Così come Padre Campisano e Monsignor Bregantini, al microfono del giornalista di Italia1, avrebbero fatto bene a rispondere in modo puntuale, ripudiando apertamente ogni collusione con la ‘ndrangheta. Bastava dire, con poche parole, che esiste un grosso problema etico e comportamentale se la Chiesa di Prisdarello è stata costruita anche con i soldi della mafia.
E i cittadini, a voler dirla tutta, dovrebbero avere la forza e la coerenza di rifiutare ogni assimilazione alla ‘ndrangheta, evitando riflessioni ambigue – da classica “zona grigia” – e andando oltre gli stereotipi che li vuole assoggettati culturalmente (vedi anche il linguaggio utilizzato) al potere mafioso. Anche davanti ad una telecamera che ti entra in casa all’improvviso e forzatamente: io rispondo nella trasparenza della mia posizione a favore della legalità, non casco stoltamente dinanzi alle tue provocazioni.

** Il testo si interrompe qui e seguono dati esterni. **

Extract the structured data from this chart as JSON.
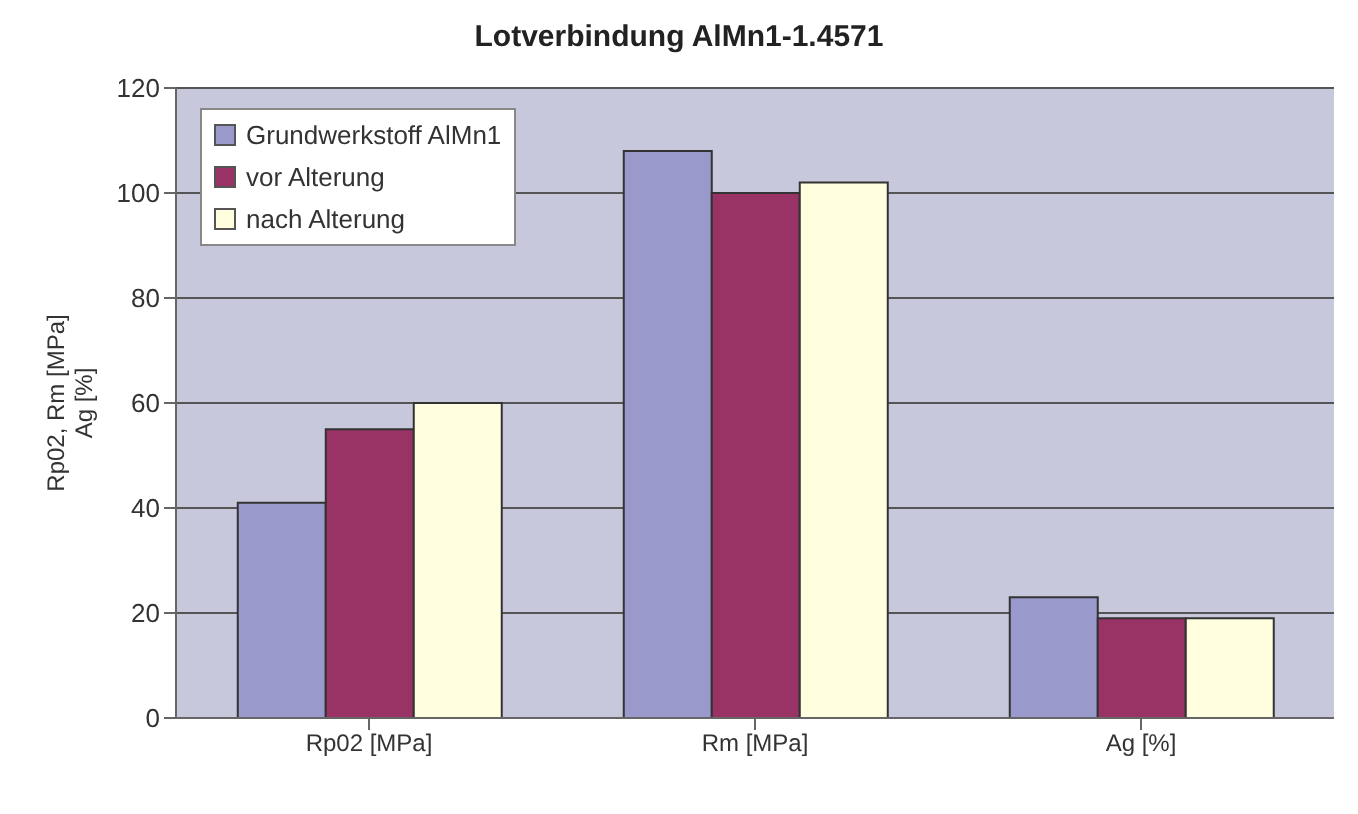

Non sono le forze di polizia o le autorità giudiziarie a infangare l’immagine di Gioiosa e della sua gente. Non sono nemmeno i mass media che, talvolta anche sbagliando o speculando strumentalmente (penso che la Calabria sia quasi sempre raccontata in modo eccessivamente superficiale e poco onesto), provano a raccontare quello che leggono e vedono.
A sgualcire e insudiciare l’immagine della nostra comunità, ricordiamolo sempre, è la violenza mafiosa, l’illegalità diffusa, gli atteggiamenti omertosi. E’ l’anima nera di cui ho già avuto modo di scrivere.
Amare Gioiosa Jonica significa anche e soprattutto capire questo basilare concetto di fondo.